Do you assume that the sim(q, P+) is going to be more than the sim(q, p-). Is this always the case, if it wasn't would you be training the model to return the wrong value?

@ax5344 2 жыл бұрын

The pretrained model is from msmarco, and it's further trained on query_answer type of data. Does it mean the final model is most suitable for semantic retrieval tasks? If so, is it because of the data (msmarco, query_answer) or the method (GPL)? If I want to train a domain-adapted language model for classification task, will GPL still the best unsupervised method?

@jamesbriggs 2 жыл бұрын

GPL is specific to semantic retrieval, deduplication, etc - I'm not sure if it would be possible to apply this as training for classification tasks, other as the embedding model in a topic modeling pipeline

@ax5344 2 жыл бұрын

@@jamesbriggs Thanks so much for the illustration. That helps clarify a doubt I had: some SBERT models on huggingface say that they are good for semantic search, others say theirs are good for classification. Do you know any pre-train method good for classification? Could you do videos there too?

@MaltheHave 2 жыл бұрын

Hi James! You mentioned a project you did involving the Dhivehi and using TSDAE. Given it's hard to find a doc2query and cross-encoder model in Dhivehi, could you have used GPL as well?

@jamesbriggs 2 жыл бұрын

We would need the two models, the difficult part would be the doc2query model, a cross-encoder might be more doable as they don't tend to require too much data. I'd probably try and find translation pairs for (english, dhivehi) though and see if multilingual knowledge distillation for one or more of these models could be an option When I have time I'd love to do more on the Dhivehi project, it was very interesting and the guy I was working with (Ashraq) is still keen to do more

@MaltheHave 2 жыл бұрын

Awesome.
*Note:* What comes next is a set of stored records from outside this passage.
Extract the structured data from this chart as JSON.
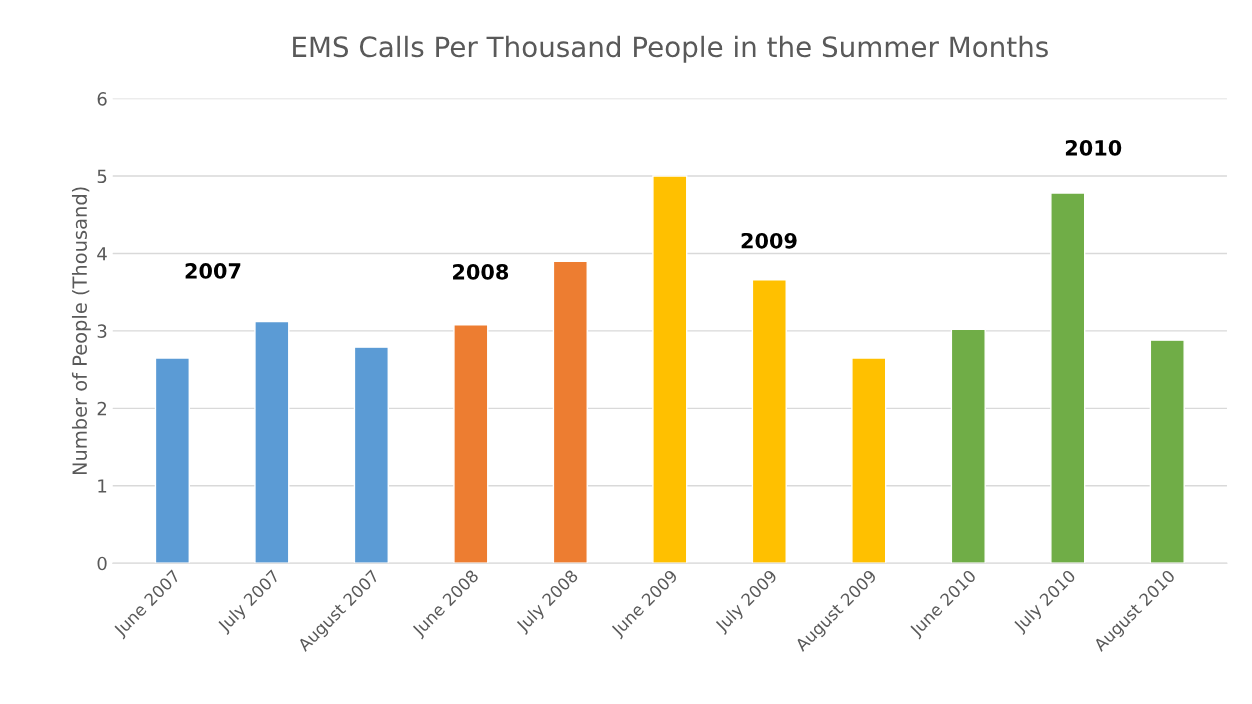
{
  "chart_data": {
    "type": "bar",
    "title": "EMS Calls Per Thousand People in the Summer Months",
    "ylabel": "Number of People (Thousand)",
    "categories": [
      "June 2007",
      "July 2007",
      "August 2007",
      "June 2008",
      "July 2008",
      "June 2009",
      "July 2009",
      "August 2009",
      "June 2010",
      "July 2010",
      "August 2010"
    ],
    "values": [
      2.65,
      3.12,
      2.79,
      3.08,
      3.9,
      5.0,
      3.66,
      2.65,
      3.02,
      4.78,
      2.88
    ],
    "colors": [
      "#5b9bd5",
      "#5b9bd5",
      "#5b9bd5",
      "#ed7d31",
      "#ed7d31",
      "#ffc000",
      "#ffc000",
      "#ffc000",
      "#70ad47",
      "#70ad47",
      "#70ad47"
    ],
    "ylim": [
      0,
      6
    ],
    "yticks": [
      0,
      1,
      2,
      3,
      4,
      5,
      6
    ],
    "grid": "y",
    "annotations": [
      "2007",
      "2008",
      "2009",
      "2010"
    ]
  }
}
The reason I'm asking is because I'm trying to use GPL on the Danish language (hard to find pre trained models as compared to English). I thought about manually writing queries to passages and training a doc2query algorithm on this, but I wouldn't know how to custom train a doc2query model. Would be very informative to see a series about doing NLP tasks on less spoken languages like Dhievhi.

@bastahous 2 жыл бұрын

Hello James. Thank you for the invaluable documentation you have been providing on all these state-of-art approaches. I have an additional question which maybe I've missed but you don't seem to adress.. How to split the unstructured documents in the first place ? There are some pre-trained sentence parsers out there but when it comes to paragraphs or sets of sentences that make sense together I'm not sure what the best approach is here ? Splitting on doesn't work for me

@jamesbriggs 2 жыл бұрын

Preprocess is often pretty difficult, I've only used rule-based logic for this in the past, eg split on " " until length is 400 < x < 600 characters etc - someone recently mentioned using a sentence tokenizer from NLTK to help create the splits (but I haven't used that)